Sur-taxer les multinationales, c’est légitime. Sur-taxer des individus aux revenus exceptionnels, c’est toxique, c’est  »antilibéral » au sens strict (originel, du libéralisme philosophique) et au sens élargi (du libéralisme de droite économique et du néolibéralisme, réactionnaire ou pas, qui en ces heures gagne la partie).
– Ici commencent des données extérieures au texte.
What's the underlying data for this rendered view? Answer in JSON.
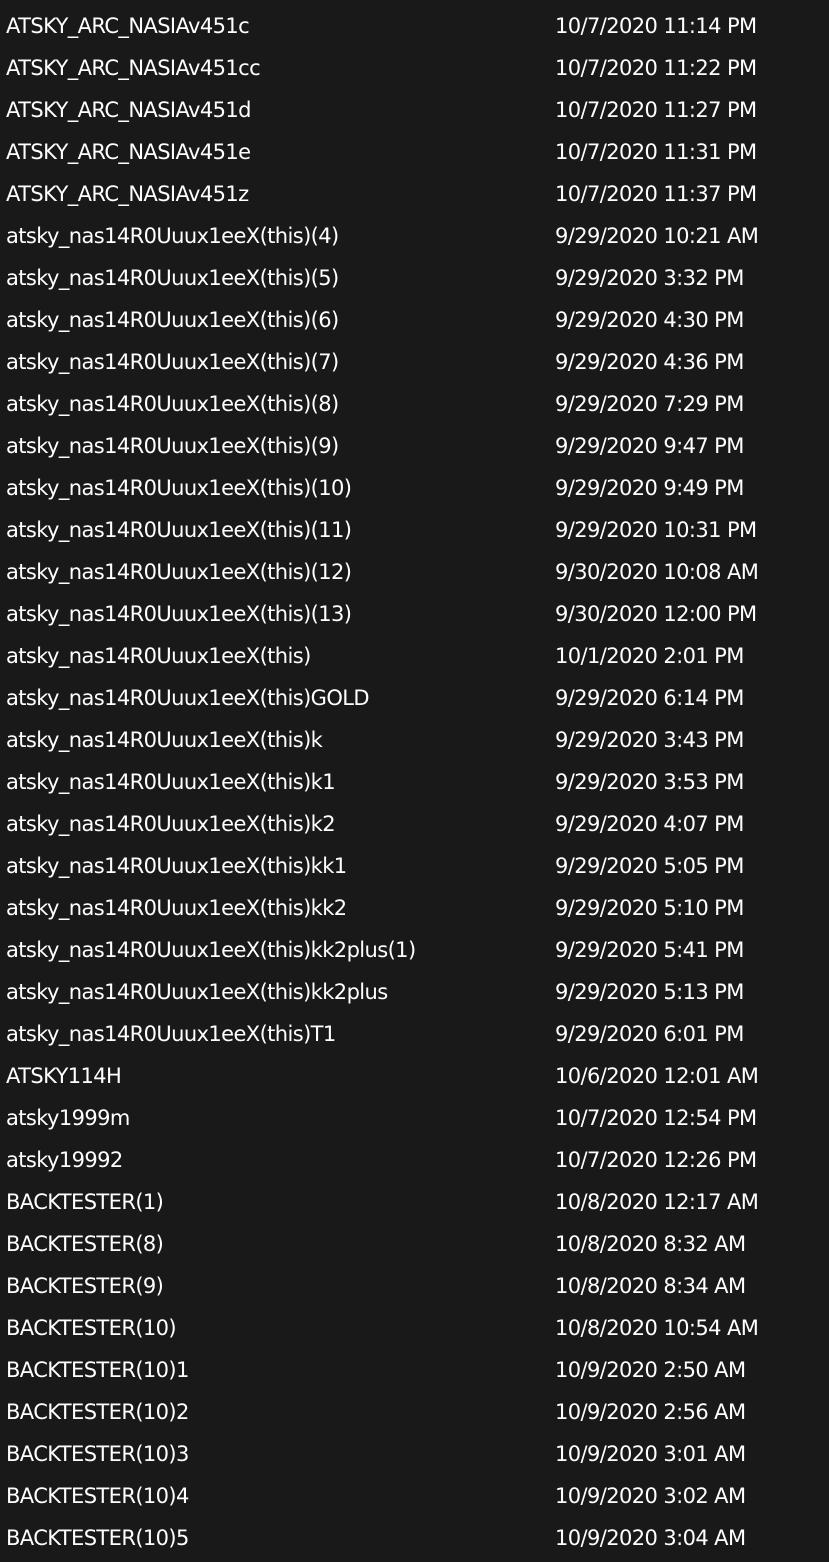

Que ces entrepreneurs chanceux ou ces stars méritent ou pas leurs salaires ; ici nous entrons sur le terrain des valeurs et chacun peut arguer de sa petite conscience, ça ne compte pas pour le bien commun.

Ce qui compte, c’est de rendre la France et ses enfants qui  »réussissent » interdépendants. Ça ne tient pas en quelques réformettes onéreuses et généreuses ; c’est l’affaire de plusieurs années où la classe politique visible se consacrerait à se réapproprier une marge de manœuvre, et où la France reprendrait conscience d’elle-même. Ce n’est pas quelques entreprises qu’il faut promettre de « nationaliser » ; c’est la France qu’il faut récupérer, c’est elle le matériau.

Que tous les autres engagements soient tenus ou pas n’a aucune espèce d’importance. Ce ne sont que des diversions ; et dans notre contexte éclaté, où tout n’est que confusion, ces diversions peinent chaque jour un peu plus à faire illusion, parce qu’elles sont indissociables de la logique de compensation communautaire qui fait tenir le Parti Socialiste et lui assure une clientèle. Voilà comment notre Obama bedonnant est devenu le leader d’une « gauche américaine » de la pire nature qui soit.